Crimes?.......please. The guy had some money and power and he went and got laid. BFD. The worst part for me is the sheer hypocrisy of it all.......but that's not a crime. Yes I realize prostitution is a crime....but it really shouldn't be. It's been around FOREVER.....and it always will be. At least if they legalized it they could regulate it to a degree.....put some health & safety in place for these women......maybe some heath care and a retirement plan :mrgreen:


----------



## Steve M1911A1 (Feb 6, 2008)

Fred40 said:


> Crimes?.......please. The guy had some money and power and he went and got laid. BFD. The worst part for me is the sheer hypocrisy of it all.......but that's not a crime. Yes I realize prostitution is a crime....but it really shouldn't be. It's been around FOREVER.....and it always will be. At least if they legalized it they could regulate it to a degree.....put some health & safety in place for these women......maybe some heath care and a retirement plan :mrgreen:


Crimes:
Spitzer did everything he could to criminalize prostitution and to penalize both prostitutes and their johns; so here he was committing acts that he, himself, went out of his way to criminalize.
Spitzer hired a NY call-girl and arranged for her to meet him in DC. Thus he broke a federal law we call the Mann Act, that criminalizes arranging for the "transportation of women across state lines for immoral purposes."

This is more than "mere" hypocrisy.
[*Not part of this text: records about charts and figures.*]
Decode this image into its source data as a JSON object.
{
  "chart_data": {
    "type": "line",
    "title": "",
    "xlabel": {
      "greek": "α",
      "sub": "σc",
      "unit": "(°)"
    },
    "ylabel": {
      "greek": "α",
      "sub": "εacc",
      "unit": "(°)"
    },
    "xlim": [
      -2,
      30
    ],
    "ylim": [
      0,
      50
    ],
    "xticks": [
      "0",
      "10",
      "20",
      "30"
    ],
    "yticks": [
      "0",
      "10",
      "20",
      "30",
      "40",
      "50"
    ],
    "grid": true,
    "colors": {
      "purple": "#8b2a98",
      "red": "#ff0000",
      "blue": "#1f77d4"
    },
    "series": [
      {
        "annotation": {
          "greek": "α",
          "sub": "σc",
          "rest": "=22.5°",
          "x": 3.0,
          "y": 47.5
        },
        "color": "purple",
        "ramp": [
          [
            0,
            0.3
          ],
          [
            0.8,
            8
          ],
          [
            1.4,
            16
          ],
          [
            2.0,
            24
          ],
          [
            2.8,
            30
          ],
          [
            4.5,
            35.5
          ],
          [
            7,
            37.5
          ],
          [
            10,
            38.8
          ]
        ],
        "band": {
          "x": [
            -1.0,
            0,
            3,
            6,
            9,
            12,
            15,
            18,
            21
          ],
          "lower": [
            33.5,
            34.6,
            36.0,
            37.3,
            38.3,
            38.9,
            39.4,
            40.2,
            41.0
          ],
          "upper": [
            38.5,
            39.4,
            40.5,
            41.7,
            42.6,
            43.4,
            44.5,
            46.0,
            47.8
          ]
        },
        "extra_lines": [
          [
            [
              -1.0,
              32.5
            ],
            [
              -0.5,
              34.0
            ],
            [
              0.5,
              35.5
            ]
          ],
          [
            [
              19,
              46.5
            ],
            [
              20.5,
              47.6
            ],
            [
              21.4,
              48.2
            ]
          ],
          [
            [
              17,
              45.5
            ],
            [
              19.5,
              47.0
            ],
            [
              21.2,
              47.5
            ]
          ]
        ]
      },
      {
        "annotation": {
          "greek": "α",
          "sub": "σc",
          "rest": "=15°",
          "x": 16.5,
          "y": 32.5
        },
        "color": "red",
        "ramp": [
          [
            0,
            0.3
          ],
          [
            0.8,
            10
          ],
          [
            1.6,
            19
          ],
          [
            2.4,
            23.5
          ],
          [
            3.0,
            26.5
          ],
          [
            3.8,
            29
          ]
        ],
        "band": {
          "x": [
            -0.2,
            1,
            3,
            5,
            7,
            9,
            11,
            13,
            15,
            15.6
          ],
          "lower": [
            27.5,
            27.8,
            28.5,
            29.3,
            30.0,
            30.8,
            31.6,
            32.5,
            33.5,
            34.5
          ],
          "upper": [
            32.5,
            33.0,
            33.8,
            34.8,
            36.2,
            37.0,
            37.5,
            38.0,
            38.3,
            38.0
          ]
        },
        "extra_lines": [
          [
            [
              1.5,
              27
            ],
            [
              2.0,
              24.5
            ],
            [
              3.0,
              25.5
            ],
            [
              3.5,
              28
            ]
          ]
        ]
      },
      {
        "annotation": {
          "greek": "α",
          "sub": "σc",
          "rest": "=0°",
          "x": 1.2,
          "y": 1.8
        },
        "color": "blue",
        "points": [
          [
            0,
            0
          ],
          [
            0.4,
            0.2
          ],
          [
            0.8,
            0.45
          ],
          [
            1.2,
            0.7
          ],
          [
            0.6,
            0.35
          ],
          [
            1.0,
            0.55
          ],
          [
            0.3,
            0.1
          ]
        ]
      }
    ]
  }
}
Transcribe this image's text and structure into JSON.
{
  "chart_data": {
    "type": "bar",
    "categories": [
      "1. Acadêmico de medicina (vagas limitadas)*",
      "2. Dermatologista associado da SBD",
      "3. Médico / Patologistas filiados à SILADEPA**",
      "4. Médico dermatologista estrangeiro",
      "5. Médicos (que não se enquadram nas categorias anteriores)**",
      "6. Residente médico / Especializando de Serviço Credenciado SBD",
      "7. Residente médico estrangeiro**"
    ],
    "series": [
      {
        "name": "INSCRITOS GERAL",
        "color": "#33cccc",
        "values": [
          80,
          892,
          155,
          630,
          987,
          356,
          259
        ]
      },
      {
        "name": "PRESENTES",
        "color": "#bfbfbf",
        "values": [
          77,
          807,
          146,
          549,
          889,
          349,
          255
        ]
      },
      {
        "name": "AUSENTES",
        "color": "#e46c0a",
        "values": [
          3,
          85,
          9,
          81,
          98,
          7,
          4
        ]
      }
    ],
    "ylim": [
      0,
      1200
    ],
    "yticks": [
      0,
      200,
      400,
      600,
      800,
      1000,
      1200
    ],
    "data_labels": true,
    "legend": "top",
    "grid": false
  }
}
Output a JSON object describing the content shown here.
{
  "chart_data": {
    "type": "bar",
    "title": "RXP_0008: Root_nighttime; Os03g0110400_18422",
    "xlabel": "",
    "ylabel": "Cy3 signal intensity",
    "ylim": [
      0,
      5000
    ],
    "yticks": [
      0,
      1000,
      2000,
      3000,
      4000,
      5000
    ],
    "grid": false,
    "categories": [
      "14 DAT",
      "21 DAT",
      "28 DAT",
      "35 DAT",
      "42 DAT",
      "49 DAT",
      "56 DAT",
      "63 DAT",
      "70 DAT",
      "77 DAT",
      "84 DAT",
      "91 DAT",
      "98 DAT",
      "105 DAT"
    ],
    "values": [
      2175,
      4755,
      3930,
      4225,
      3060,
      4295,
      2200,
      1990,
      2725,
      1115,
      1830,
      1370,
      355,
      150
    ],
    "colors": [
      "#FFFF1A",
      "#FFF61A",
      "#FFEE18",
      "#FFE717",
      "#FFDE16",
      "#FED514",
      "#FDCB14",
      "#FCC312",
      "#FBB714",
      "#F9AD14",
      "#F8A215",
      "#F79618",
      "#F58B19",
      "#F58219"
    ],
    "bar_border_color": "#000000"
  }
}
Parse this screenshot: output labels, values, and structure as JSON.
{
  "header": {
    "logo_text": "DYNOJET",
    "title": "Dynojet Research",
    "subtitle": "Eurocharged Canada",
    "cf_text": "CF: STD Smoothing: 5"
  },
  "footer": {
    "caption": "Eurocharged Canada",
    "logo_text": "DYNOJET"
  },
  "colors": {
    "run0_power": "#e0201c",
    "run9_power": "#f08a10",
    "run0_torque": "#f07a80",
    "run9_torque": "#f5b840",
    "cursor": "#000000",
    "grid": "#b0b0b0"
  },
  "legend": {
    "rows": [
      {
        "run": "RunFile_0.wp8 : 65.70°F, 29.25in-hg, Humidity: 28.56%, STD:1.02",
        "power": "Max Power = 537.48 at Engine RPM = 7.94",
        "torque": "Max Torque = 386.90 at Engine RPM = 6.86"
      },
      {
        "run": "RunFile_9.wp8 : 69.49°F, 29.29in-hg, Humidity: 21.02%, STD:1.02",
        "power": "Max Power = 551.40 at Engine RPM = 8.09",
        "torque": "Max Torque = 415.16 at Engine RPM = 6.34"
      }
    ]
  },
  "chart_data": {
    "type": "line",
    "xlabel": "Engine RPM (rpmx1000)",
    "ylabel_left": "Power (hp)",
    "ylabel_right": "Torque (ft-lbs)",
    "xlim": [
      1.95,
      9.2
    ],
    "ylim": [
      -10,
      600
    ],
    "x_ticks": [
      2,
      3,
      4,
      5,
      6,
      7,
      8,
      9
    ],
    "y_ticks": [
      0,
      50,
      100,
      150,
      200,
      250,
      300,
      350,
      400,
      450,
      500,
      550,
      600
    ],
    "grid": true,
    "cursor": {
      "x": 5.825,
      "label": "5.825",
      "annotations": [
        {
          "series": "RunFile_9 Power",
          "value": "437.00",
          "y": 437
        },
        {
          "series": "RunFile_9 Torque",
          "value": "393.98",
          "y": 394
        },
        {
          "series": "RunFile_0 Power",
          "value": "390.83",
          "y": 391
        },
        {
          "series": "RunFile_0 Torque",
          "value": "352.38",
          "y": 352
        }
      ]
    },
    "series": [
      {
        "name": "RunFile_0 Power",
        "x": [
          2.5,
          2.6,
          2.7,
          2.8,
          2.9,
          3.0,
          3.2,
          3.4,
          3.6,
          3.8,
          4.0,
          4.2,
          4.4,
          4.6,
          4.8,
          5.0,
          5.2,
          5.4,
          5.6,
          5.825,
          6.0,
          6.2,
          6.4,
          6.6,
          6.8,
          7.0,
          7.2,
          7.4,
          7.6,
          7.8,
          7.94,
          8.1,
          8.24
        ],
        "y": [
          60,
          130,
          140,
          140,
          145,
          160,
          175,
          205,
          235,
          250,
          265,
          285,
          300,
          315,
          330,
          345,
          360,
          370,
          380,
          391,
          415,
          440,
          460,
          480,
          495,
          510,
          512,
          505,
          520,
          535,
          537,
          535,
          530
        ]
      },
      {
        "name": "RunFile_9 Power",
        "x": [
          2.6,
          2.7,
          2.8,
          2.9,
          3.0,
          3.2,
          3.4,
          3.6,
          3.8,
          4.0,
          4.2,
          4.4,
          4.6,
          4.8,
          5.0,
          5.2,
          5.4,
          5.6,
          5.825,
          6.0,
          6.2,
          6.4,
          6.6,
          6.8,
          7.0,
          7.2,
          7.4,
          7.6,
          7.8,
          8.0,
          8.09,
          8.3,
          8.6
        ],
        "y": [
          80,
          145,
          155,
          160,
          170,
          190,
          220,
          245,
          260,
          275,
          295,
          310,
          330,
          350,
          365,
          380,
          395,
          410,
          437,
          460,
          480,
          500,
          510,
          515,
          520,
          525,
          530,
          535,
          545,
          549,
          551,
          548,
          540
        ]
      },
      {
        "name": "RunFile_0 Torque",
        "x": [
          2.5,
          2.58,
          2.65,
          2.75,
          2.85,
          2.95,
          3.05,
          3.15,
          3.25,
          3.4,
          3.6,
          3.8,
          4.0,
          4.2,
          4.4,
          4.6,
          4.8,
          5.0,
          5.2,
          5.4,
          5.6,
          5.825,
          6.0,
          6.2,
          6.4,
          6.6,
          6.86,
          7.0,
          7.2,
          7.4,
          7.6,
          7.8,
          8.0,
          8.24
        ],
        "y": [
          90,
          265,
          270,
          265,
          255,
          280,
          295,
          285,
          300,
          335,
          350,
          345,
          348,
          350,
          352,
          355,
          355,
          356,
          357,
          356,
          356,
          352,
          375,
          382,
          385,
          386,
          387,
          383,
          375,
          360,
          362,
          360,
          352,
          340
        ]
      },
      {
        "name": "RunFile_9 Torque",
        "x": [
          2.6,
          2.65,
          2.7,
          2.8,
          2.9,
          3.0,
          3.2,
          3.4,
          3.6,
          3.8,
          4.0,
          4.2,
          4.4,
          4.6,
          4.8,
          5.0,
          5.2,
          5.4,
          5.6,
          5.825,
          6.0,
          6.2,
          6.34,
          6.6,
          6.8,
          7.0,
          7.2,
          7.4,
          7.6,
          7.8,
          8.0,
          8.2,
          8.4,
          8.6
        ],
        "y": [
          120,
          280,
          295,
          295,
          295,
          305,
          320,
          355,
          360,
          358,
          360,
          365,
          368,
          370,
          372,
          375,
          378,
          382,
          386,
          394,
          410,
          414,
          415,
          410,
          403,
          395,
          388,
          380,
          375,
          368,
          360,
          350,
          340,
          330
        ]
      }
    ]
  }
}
This is breaking the laws that Spitzer, as both Attorney General and as Governor, had taken an oath to uphold.
And, BTW, that's yet another crime he committed.

It isn't that Spitzer merely hired a whore. It's who he was when he hired her, and where he was as well.


----------



## Guest (Mar 15, 2008)

If hipocrisy was a crime then Washington would be empty but I do agree if you looked up hypocrit in the dictionary you'd probably see his picture.

There are also charges of money laundering and more recently to come to light that some of the reported $80k came from his campaign election fund. It will be interesting to see if the DOJ lets him plea bargain to a misdemeanor so he can keep his law license. I am not sympathetic ala Mike Nifong.


----------



## MLB (Oct 4, 2006)

Well, if the guy wants / needs to pay a girl for a bit of fun, that's not a big problem for me; but not if you're married with 3 kids, and worse if you've been prosecuting others for same.


----------